Another of Steve’s strengths lay in giving talks. His presentations on birds in art were not to be missed. These were always enhanced with stunning illustrations from rare books.

A seasoned traveller, he also gave talks on birds from such varied locations as South Africa and Malaysia. Another area that Steve knew well was Perth, Western Australia, one of the most isolated cities in the world.

Steve Chadwin birdwatching at RSPB World Birdwatch Day, October 4, 1997, at Kidston car park

Steve Chadwin birdwatching at RSPB World Birdwatch Day, October 4, 1997, at Kidston car park

He visited Perth and district on a number of occasions: as he pointed out, it was the sort of place where you could go to a beach, and find a barbecue, all set for anyone to use - and free into the bargain.

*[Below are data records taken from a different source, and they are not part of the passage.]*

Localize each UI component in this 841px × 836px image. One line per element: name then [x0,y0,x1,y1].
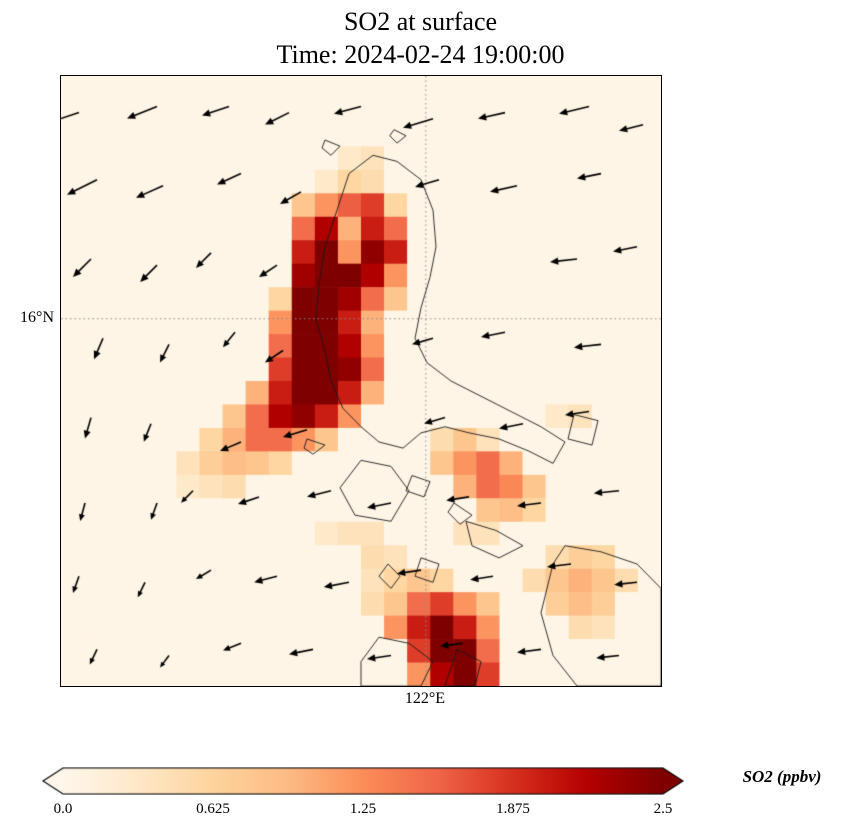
colorbar-tick-label: 1.875 [496,801,530,817]
colorbar-tick-label: 0.625 [196,801,230,817]
colorbar-tick-label: 0.0 [53,801,73,817]
chart-title: SO2 at surface [343,7,498,36]
colorbar-tick-label: 2.5 [653,801,673,817]
colorbar-canvas [42,767,684,795]
colorbar-tick-label: 1.25 [349,801,377,817]
x-axis-tick-label: 122°E [404,690,446,707]
colorbar-label: SO2 (ppbv) [742,767,822,786]
chart-subtitle-time: Time: 2024-02-24 19:00:00 [276,40,565,69]
so2-map-canvas [60,75,662,687]
y-axis-tick-label: 16°N [20,309,54,326]
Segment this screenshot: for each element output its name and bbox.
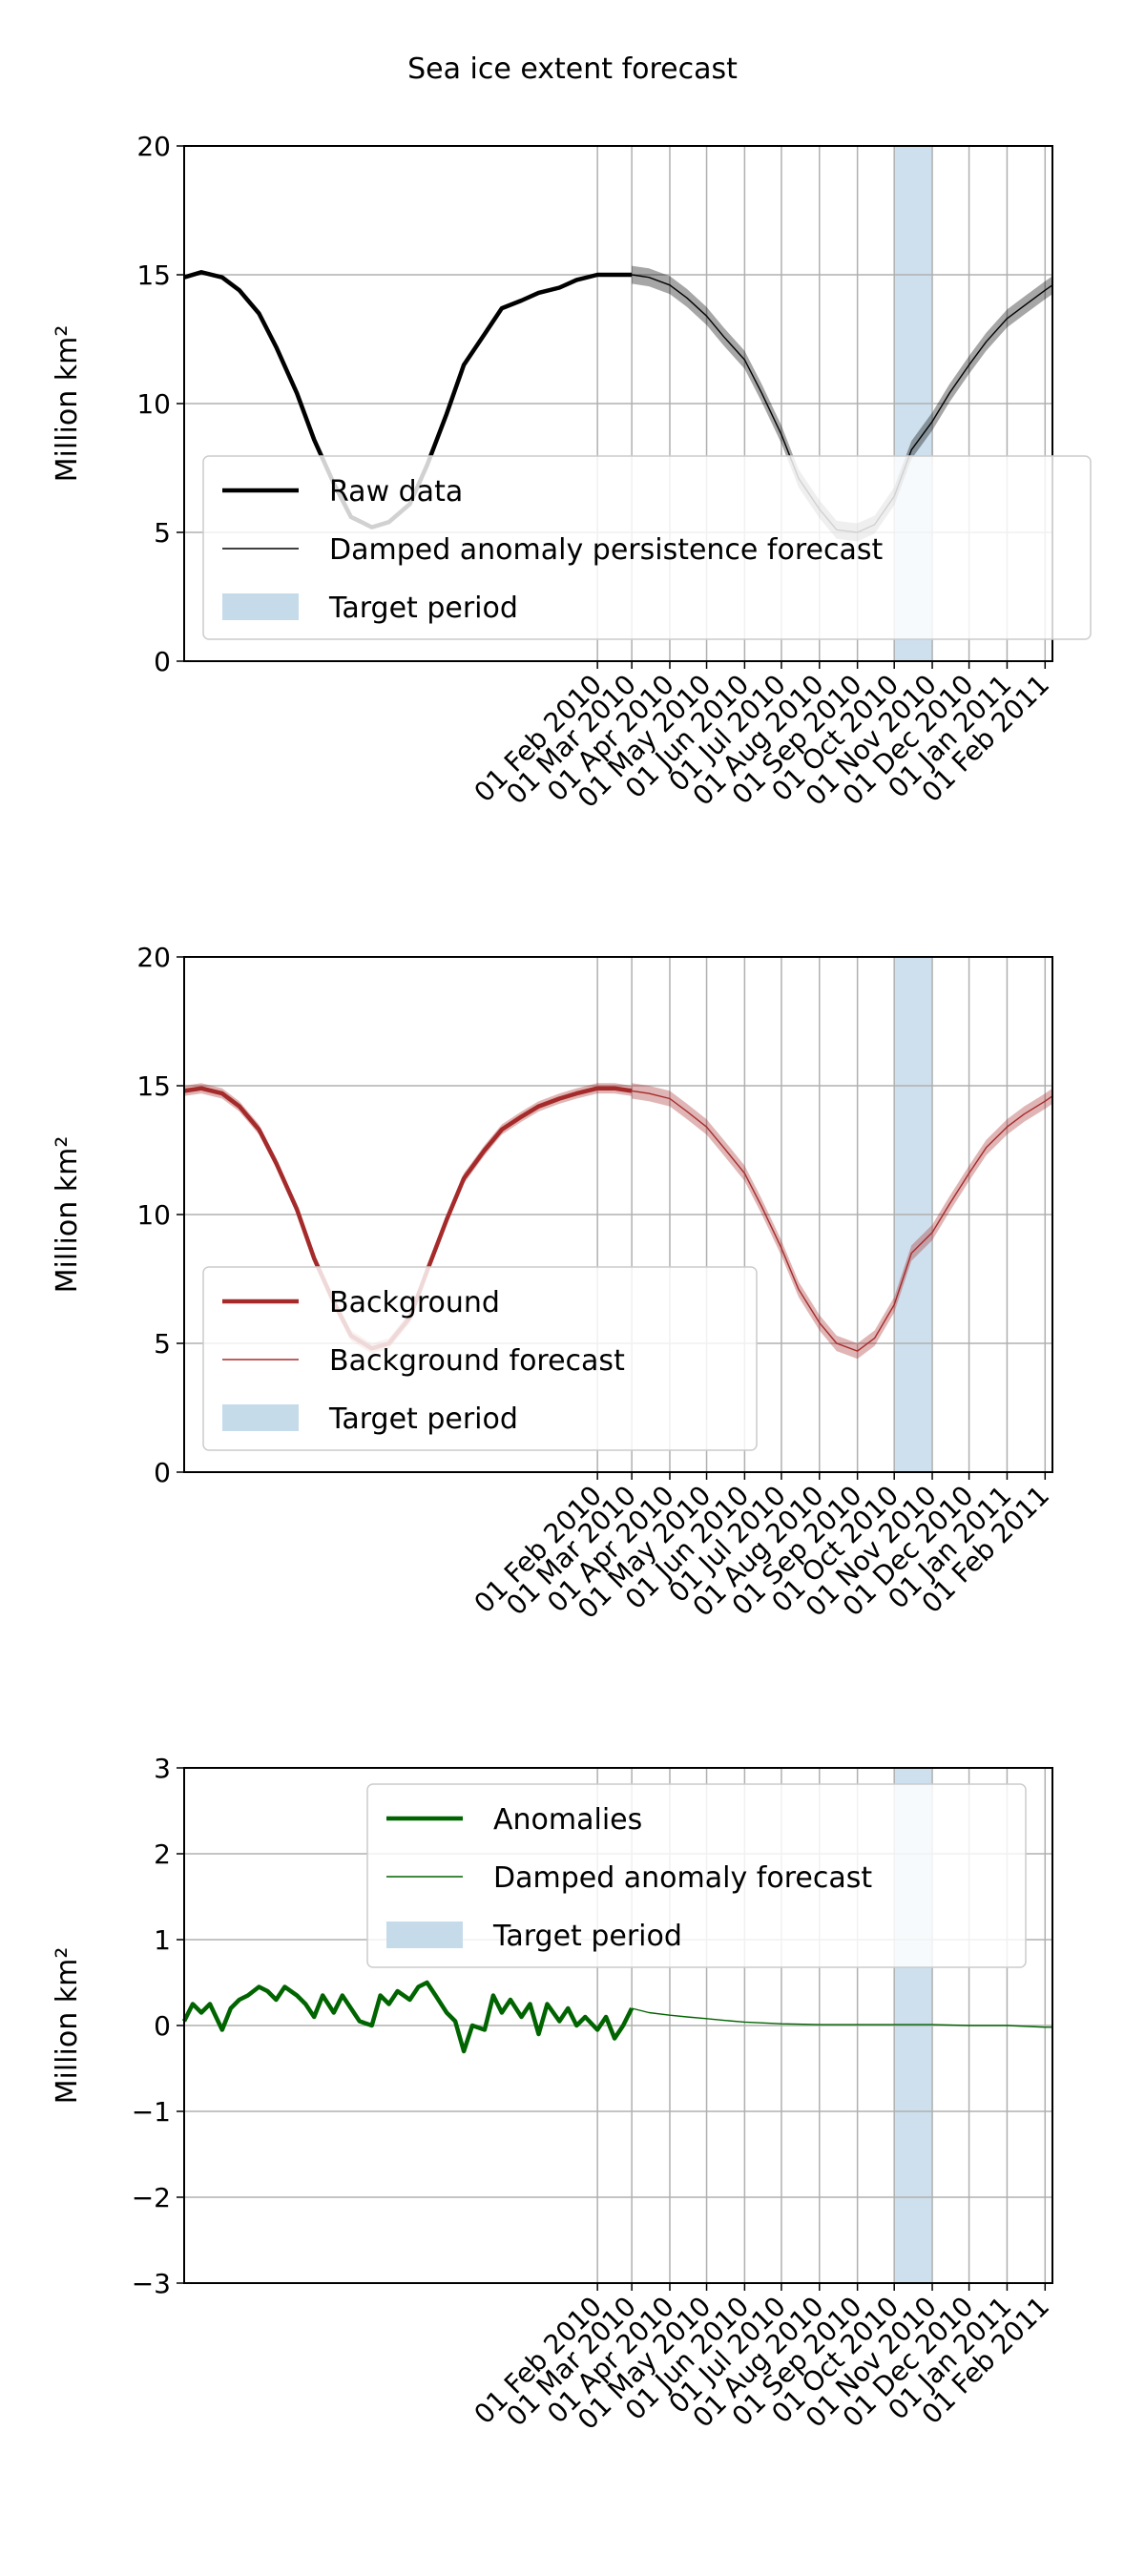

In 2005, Maura and Steve moved from Rosneath to Park Lane, Helensburgh. They had a memorable family get-together in 2009, when they celebrated their golden wedding anniversary.

In 2012, Steve received a long service award from the RSPB, presented at the stylish setting of Pitlochry Festival Theatre, on the occasion of the Volunteers’ Annual Conference. Shortly after, Maura and Steve moved again, this time to the Perth area, where they had family.

Predeceased by Maura, Steve passed away at Fairview Care Home, Bannockburn, on January 23 this year. The family have invited anyone who knew them to consider making a donation to the RSPB or to UNICEF.